そして、皆すぐに動けるようになった。誰もかれもが奇跡を目撃したかのように目を見開いた。
「あの・・・出来れば彼を優先して治療してやってほしいのです」
いくらか治療を進めたところで、それまで見ていたリックがカイに言った。
リックはルーカスの方へ顔を向けていた。
「ん・・・?」
カイはルーカスに向き直る。
ルーカスは気力を振り絞り、奇跡的に立ちこそしたが、この場にいる誰よりも攻撃を受けたからである。

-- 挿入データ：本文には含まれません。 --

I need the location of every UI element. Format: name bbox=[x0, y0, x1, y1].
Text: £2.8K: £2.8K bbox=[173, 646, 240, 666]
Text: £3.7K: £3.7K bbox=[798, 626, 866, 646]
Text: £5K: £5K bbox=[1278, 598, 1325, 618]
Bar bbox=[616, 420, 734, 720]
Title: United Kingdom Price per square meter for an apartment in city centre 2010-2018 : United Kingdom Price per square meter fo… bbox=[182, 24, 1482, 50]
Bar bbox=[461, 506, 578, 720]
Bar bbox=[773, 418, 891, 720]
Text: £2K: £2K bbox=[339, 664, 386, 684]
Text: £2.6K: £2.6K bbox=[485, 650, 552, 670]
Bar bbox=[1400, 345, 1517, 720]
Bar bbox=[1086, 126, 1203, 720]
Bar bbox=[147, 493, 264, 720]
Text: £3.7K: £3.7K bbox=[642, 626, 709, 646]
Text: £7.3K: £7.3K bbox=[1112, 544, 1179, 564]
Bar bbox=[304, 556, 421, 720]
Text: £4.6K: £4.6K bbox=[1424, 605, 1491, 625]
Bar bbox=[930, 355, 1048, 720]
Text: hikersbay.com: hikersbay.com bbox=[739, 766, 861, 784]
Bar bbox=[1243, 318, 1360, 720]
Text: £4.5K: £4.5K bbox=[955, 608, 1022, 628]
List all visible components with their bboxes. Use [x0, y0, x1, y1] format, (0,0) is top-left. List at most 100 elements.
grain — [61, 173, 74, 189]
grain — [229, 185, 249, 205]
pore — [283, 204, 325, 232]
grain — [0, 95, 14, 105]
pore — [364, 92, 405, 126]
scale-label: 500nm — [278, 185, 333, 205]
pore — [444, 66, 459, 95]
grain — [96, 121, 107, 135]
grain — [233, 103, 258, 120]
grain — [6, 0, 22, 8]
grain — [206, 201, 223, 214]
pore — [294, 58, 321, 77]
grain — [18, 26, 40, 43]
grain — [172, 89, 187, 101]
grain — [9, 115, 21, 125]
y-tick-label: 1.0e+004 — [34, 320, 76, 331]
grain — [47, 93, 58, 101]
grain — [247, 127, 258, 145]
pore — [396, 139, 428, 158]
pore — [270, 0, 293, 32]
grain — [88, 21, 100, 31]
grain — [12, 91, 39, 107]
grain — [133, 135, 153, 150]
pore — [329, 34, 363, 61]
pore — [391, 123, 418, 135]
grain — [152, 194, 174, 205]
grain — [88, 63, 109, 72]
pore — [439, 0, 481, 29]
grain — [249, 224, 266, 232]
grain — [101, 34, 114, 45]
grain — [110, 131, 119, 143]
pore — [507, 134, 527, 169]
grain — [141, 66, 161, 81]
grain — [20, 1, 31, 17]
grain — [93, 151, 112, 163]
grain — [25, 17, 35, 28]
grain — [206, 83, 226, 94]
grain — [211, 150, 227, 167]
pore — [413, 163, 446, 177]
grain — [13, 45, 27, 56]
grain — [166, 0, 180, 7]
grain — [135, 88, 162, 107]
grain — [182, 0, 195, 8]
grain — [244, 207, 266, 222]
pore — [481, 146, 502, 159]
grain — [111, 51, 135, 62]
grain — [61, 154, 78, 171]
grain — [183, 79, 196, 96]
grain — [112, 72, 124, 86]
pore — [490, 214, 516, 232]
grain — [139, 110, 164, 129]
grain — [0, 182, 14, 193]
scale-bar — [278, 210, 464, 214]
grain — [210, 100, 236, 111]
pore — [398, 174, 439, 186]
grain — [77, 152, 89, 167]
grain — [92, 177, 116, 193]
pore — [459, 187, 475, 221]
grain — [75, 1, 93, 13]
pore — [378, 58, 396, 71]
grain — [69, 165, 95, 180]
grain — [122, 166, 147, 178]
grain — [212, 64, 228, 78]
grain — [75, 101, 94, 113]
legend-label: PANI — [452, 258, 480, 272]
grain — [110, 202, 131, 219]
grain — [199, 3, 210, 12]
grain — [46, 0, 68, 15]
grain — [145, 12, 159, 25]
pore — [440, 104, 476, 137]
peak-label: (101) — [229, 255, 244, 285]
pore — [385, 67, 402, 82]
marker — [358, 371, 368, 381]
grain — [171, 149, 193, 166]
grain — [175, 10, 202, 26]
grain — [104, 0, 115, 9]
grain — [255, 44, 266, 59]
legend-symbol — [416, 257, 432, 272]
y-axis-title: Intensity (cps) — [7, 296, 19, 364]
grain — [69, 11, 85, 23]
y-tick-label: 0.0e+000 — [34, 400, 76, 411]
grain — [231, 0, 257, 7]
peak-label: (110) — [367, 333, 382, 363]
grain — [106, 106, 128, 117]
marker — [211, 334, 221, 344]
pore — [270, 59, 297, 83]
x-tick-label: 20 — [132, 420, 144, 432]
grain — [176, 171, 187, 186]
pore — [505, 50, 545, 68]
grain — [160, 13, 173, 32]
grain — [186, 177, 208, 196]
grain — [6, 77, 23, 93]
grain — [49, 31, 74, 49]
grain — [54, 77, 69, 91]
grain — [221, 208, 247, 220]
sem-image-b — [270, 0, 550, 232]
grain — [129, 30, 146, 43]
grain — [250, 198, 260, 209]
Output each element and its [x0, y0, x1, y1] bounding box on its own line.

リックはそれを見ていたので、誰より優先してルーカスが治療を受けるべきだと思っていた。
「お、俺は別に大丈夫です・・・」
そういうルーカスに、リックは強がりを言うなと叱る。
周りで先に治療を受けたほかの兵士も、ルーカスに治療をしてくれと嘆願した。
だが、それに対するカイの言葉は皆の度肝を抜いた。
「彼はもう大丈夫ですよ。ご自分で回復してみせたようですが」
「え?」とルーカスを含めたこの場にいる誰もが声を洩らした。
回復?まさか・・・と、ルーカスはここで初めて自分の体の状態に気づく。
「え・・・動く・・・?」
全快ではないが、十分に体が動くようになっていた。
これにはルーカス自身が最も驚いていた。
「あれ・・・?え?」
回復魔術を使った記憶はある・・・が、そのときは何も起こらなかった。
時間差で効いてきた?そんなことはあるのか?
ルーカスは自分の身に何が起こったのか理解できなかった。
何にせよ、先ほどまであった戦闘で死者が出ることはなく、また怪我人もほとんどが回復し重傷者は残らなかった。

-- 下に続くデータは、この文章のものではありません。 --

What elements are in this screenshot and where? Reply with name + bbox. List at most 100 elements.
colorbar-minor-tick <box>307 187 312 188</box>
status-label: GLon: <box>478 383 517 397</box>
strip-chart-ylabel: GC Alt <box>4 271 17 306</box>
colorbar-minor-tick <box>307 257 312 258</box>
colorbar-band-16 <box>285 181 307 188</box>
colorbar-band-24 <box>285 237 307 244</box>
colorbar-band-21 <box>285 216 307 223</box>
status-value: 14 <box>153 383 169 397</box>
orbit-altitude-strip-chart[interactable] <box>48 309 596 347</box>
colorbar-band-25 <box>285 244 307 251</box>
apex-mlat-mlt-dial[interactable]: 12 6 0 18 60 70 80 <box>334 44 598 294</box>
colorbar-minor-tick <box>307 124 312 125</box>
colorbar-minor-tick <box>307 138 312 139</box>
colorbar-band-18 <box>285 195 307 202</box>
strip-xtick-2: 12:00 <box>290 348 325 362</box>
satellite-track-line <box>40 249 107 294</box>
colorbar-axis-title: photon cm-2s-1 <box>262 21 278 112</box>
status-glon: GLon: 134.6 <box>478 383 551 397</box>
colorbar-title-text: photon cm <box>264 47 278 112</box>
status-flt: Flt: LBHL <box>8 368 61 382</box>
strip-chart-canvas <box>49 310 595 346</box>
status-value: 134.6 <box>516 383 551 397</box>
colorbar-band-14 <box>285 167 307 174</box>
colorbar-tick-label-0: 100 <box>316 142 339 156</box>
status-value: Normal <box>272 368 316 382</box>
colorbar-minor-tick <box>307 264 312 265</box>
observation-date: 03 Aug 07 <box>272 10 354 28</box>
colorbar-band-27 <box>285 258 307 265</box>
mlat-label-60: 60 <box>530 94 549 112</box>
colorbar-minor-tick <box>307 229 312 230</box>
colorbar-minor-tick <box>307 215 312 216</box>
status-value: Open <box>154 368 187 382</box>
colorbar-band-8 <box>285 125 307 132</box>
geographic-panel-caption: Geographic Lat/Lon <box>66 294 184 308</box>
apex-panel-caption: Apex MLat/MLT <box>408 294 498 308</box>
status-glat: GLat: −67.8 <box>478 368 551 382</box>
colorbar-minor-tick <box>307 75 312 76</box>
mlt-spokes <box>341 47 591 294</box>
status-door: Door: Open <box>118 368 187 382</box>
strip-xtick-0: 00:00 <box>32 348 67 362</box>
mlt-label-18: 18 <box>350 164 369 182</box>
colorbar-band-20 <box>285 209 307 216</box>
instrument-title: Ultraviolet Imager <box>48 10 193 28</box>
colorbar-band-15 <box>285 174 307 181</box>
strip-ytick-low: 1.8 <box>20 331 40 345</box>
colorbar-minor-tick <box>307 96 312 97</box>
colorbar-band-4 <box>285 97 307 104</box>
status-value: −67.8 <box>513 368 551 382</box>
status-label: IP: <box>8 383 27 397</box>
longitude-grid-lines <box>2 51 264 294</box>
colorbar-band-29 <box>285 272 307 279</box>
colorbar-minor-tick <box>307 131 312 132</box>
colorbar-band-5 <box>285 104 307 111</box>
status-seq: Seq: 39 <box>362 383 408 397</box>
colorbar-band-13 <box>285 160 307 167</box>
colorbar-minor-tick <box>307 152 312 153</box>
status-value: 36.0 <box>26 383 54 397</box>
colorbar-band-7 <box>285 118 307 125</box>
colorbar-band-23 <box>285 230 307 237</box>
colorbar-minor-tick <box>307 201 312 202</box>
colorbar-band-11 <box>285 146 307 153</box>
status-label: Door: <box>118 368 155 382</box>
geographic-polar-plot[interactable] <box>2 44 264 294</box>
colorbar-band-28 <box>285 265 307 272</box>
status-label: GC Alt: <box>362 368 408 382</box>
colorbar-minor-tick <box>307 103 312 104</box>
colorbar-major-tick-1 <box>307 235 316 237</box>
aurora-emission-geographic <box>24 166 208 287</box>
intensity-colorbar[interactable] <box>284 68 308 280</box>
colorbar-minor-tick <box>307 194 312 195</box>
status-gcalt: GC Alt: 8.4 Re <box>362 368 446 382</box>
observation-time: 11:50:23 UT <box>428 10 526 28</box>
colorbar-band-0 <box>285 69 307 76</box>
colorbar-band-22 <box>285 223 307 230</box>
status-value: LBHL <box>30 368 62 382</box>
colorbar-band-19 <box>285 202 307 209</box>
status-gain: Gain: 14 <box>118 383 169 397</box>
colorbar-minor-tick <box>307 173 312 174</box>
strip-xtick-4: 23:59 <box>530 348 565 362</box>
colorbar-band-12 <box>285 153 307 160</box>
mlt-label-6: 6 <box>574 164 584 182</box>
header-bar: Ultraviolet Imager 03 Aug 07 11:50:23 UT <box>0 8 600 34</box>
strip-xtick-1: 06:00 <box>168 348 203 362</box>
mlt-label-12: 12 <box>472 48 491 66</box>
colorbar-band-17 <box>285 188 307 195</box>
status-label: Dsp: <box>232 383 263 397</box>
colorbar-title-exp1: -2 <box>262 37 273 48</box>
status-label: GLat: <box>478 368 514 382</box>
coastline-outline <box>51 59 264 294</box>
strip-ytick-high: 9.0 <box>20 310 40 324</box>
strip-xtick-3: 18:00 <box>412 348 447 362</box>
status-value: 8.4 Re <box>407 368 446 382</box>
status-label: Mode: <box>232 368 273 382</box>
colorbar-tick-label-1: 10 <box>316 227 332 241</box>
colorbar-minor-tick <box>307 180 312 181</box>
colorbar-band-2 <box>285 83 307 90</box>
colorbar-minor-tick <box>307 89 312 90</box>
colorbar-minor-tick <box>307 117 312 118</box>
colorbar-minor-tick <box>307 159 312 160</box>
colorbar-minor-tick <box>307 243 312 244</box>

未知の強力な魔物と遭遇しておきながら、これは奇跡のような状態であった。この奇跡を引き起こした者・・・カイに対し、ルーカスは興味が尽きなかった。
「・・・え?内緒に・・・ですか?」
このことを報告し、カイに後に礼と報奨金を与えなければと言うリックに対し、カイはこの件に関し上層部はおろか誰に対しても内緒にしてほしいと言った。
「思うところがありまして、私はあまり目立ちたくはないのです。どうかお願いいたします」
そう言ってカイは深々とその場にいた面々に頭を下げた。
命の恩人にそのようにされてしまった以上、皆カイの言うことを聞くしかなかった。
「そうなると、どうやって報告すりゃいいんだ・・・」
ただでさえ苦労しそうな報告書の作成に、リックは更に頭を悩ますことになるのだった。